Distressed at the treatment that Ms Khobragade received at the hands of US authorities, Mr Arshack said there was simply no reason to have arrested her on the street in front of her daughter's school nor to have strip searched her.
"Similarly situated individuals of her stature are routinely provided an opportunity to report to the authorities to address charges, at their convenience, instead of being swept off the street like a common criminal," he said.
Meanwhile, an eminent Indian American attorney said that immunity-attempt would not prevail in the court.
"Immunity-attempt, however, will not prevail in court as a matter of law, but ought to prevail as part of our foreign relations so as to protect American diplomats serving abroad," said Ravi Batra, who represents the Congress president Sonia Gandhi and the Indian Congress in the US court cases.
Mr Batra expressed concern at the turn of events and "call for an immediate graceful resolution" to avoid damage to much larger American interests in bilateral and multilateral context.
"With the initial shock and awe of the diplomat-arrest diminished and reactive-popular unhappiness on the rise, which inherently reduces the "flexibility" of pre-election nations, the legalities of immunity or alleged immigration fraud notwithstanding, the Executive Branch, which includes Departments of State and Justice, ought to recalibrate its exclusive constitutional discretion," Mr Batra said.
Diplomats are frequently asked by the receiving-nations to leave either due to crimes committed in such receiving-nation or as a political rebuke of the sending nation for some recent disfavoured act in the comity of nations, he noted.
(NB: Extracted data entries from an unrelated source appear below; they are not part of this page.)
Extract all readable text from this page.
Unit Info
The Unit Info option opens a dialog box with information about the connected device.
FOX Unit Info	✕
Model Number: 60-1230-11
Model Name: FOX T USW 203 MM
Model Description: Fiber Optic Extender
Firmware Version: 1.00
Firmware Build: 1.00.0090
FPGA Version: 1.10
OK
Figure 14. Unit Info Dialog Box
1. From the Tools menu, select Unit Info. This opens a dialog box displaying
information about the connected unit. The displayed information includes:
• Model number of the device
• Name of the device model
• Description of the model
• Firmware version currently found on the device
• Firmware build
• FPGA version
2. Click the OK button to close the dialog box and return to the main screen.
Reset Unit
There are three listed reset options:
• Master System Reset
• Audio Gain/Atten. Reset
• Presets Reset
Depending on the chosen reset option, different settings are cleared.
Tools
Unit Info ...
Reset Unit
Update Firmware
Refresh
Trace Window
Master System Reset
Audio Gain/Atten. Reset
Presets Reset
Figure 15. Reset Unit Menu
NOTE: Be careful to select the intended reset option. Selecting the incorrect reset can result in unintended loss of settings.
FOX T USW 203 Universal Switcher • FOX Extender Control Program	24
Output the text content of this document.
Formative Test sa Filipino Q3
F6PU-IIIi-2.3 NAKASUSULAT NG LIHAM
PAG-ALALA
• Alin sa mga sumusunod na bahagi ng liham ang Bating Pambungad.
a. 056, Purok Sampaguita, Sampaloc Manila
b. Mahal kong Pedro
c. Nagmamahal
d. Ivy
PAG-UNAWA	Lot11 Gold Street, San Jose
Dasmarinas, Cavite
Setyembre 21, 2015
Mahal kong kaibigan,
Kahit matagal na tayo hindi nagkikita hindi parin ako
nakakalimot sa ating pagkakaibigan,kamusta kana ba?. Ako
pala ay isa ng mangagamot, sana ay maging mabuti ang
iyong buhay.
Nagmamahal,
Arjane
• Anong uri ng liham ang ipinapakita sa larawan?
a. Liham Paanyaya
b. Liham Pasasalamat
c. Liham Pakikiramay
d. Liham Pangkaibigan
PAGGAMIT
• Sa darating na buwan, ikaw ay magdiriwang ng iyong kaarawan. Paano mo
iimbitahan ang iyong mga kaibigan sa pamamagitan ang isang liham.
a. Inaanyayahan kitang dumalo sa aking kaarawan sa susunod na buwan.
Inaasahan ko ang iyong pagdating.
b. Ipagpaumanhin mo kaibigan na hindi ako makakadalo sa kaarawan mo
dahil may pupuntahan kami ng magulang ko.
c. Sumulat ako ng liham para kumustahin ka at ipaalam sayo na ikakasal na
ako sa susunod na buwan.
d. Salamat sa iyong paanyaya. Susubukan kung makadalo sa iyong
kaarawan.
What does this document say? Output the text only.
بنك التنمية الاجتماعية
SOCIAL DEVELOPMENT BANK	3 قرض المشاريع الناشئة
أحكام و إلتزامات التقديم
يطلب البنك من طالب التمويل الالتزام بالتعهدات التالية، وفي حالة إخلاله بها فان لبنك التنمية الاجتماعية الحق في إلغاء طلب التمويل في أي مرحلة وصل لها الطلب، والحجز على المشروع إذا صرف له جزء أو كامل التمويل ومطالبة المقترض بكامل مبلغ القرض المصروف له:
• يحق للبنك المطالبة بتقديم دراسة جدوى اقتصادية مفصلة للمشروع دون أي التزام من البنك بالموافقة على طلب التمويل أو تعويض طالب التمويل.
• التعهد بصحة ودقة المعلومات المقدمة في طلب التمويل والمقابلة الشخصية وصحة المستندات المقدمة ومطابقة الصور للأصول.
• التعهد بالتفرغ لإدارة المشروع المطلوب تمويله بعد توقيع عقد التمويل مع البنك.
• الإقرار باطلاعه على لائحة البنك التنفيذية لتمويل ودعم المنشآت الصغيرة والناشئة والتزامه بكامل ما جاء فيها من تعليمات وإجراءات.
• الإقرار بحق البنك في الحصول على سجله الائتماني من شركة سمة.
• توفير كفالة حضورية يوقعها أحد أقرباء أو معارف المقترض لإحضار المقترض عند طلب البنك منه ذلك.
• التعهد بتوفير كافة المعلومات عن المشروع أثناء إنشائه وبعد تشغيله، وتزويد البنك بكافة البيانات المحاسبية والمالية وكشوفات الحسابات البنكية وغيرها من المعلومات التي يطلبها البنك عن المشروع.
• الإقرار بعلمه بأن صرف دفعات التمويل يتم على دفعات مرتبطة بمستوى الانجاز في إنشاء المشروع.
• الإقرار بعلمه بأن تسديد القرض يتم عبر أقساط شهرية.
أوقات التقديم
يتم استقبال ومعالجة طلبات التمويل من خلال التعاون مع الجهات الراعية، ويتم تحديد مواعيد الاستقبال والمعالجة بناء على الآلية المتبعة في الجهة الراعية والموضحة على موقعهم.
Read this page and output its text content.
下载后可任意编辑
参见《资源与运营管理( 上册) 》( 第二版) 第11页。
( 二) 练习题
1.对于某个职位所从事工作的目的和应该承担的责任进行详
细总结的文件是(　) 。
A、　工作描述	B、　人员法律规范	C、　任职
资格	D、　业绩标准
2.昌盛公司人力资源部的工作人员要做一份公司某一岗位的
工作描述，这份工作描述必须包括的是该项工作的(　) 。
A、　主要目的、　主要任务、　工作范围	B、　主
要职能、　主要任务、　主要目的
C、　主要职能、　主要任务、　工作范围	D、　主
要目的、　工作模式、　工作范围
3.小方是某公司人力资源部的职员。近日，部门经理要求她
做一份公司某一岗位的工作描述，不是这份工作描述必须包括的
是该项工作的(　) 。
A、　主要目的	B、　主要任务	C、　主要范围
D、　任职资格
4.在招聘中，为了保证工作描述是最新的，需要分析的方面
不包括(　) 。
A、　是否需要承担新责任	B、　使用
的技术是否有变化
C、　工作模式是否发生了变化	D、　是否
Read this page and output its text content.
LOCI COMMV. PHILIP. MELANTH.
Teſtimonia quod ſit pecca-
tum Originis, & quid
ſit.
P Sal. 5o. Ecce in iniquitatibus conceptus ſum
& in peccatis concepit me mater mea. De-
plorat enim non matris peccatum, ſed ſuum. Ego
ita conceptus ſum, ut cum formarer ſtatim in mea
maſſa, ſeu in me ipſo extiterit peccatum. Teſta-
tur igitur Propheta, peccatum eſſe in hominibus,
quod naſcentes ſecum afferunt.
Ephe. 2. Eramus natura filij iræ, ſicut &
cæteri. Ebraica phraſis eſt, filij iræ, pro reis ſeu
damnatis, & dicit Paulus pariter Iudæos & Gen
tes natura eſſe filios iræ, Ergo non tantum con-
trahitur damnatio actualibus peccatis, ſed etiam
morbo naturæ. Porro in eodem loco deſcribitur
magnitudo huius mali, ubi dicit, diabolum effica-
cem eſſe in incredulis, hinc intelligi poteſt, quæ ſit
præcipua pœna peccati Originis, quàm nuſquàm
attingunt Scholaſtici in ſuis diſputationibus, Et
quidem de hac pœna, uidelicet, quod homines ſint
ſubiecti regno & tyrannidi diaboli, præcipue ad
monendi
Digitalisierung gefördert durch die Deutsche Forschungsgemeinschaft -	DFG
"But, they are not arrested. Peculiar about this arrest is not its legality," he said. "But that despite the existence of sound diplomatic and prosecutorial discretions not-to-criminally-charge, which is the diplomatic norm amongst nations, criminal charges were levelled, and that too with a maximum insult-causing public arrest effectuated, as opposed to a normal and more dignified surrender pre-arranged with the lawyer for the accused.
"We have had Americans, diplomats and others engage in illegal prostitution on foreign soil, which was criminally-chargeable - yet charges were not levelled and arrests did not occur. We have had a non-diplomat Robert Davis in Pakistan calmly kill two guys in defence of American national security, and a graceful exit was properly arranged and generous "wrongful death" compensation paid," Mr Batra added said.
He cautioned that sound judgement requires that a graceful exit out of this bilateral mess occur expeditiously, if American diplomats overseas are to be afforded maximum dignity - a vital and non-negotiable American interest, especially, after Benghazi.
"One such resolution is to legally permit DCG Khobragade to leave the United States and never return in exchange for dismissing the criminal charges or in full satisfaction of her criminal charges," Mr Batra said.